AB 297477
Fridez Pierre-Alain · Nationalrat · Jura · Sozialdemokratische Fraktion · 2022-03-09
Wortprotokoll
Le Conseil fédéral rappelle à chaque occasion son souhait de renforcer l'engagement de notre pays en faveur de la promotion de la paix à l'étranger, un voeu que je salue vivement, mais pour l'instant je reste sur ma faim. Aujourd'hui, la Suisse est présente à l'étranger avec une mission conséquente au Kosovo, où nos troupes réalisent un travail essentiel au contact des populations afin de permettre de désamorcer les tensions et d'éviter de nouveaux conflits. Le rôle de la Swisscoy et de la KFOR sont essentiels pour donner du temps à ce pays pour trouver l'apaisement, un renouveau économique et peut-être la solution, avec une entrée dans l'Union européenne en même temps que la Serbie.
Nous faisons déjà quelque chose. 250 de nos militaires sont déployés à l'étranger, mais depuis des années on nous en promet, à terme, le double, avec en particulier une seconde grande mission de promotion de la paix. Mais pour agir efficacement à l'étranger, il faut des moyens, notamment aéroportés. Nous avons déjà deux ou trois Super Puma en permanence au Kosovo. On nous parle de Chinook ou de superhélicoptères géants équivalents. C'est bien. Mais, pour acheminer du matériel, un avion de transport suisse à disposition en permanence complèterait parfaitement les moyens nécessaires pour un engagement à l'étranger ambitieux en faveur de la promotion de la paix et pour les autres missions d'aide: mission urgente en cas de catastrophe, envoi d'aide alimentaire, aide au développement, rapatriement en urgence de civils suisses bloqués à l'étranger, comme on en a ressenti le besoin lors de la chute de Kaboul en août dernier.
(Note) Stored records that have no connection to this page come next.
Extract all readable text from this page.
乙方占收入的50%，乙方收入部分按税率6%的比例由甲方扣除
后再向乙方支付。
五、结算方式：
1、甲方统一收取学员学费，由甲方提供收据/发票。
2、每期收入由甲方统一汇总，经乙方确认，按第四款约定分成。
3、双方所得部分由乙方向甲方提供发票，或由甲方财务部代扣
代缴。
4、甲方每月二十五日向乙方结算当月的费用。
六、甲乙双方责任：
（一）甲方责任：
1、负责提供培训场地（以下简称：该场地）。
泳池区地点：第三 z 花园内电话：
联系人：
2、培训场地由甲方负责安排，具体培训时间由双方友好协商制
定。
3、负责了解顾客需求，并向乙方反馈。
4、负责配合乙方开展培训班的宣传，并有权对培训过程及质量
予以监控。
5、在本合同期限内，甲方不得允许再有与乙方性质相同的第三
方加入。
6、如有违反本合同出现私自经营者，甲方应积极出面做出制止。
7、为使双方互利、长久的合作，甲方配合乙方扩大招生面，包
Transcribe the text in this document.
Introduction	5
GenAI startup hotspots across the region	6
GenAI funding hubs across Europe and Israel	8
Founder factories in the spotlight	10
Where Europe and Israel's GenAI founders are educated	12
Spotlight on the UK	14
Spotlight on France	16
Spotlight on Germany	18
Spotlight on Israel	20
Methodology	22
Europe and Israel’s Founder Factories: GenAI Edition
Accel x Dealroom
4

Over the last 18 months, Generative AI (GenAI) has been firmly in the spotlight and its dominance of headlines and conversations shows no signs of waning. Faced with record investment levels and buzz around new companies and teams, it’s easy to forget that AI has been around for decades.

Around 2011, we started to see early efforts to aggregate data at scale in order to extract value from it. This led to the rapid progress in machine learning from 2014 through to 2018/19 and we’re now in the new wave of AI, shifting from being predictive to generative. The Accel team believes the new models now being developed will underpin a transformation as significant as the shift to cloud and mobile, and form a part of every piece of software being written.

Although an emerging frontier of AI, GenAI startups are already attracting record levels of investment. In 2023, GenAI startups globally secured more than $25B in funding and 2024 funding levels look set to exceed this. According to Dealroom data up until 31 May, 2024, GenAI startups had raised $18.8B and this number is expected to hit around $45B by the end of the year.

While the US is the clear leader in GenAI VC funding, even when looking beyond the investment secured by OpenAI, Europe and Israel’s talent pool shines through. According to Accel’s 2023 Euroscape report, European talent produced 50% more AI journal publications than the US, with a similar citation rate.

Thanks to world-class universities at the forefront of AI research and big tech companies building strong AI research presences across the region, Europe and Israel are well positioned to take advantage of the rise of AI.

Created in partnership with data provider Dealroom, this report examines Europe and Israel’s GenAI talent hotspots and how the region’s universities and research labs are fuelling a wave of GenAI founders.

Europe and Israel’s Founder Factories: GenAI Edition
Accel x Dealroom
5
Dans un monde en constants bouleversements, avec des crises humanitaires régulières et des catastrophes en tous genres, disposer de moyens de transport autonomes est essentiel pour assurer une capacité de réaction immédiate et à des conditions financières attractives face à toute situation exceptionnelle.
Nous vivons aujourd'hui et nous vivrons encore demain, à n'en pas douter, des périodes troublées et des drames humanitaires dans notre étranger proche et plus lointain. Tout faire pour stabiliser le monde qui nous entoure est fondamental, en apportant aide et secours aux populations en détresse. Le changement climatique et les catastrophes naturelles secondaires seront malheureusement à l'origine d'une foule de problèmes, sources notamment de migrations. [PAGE 281]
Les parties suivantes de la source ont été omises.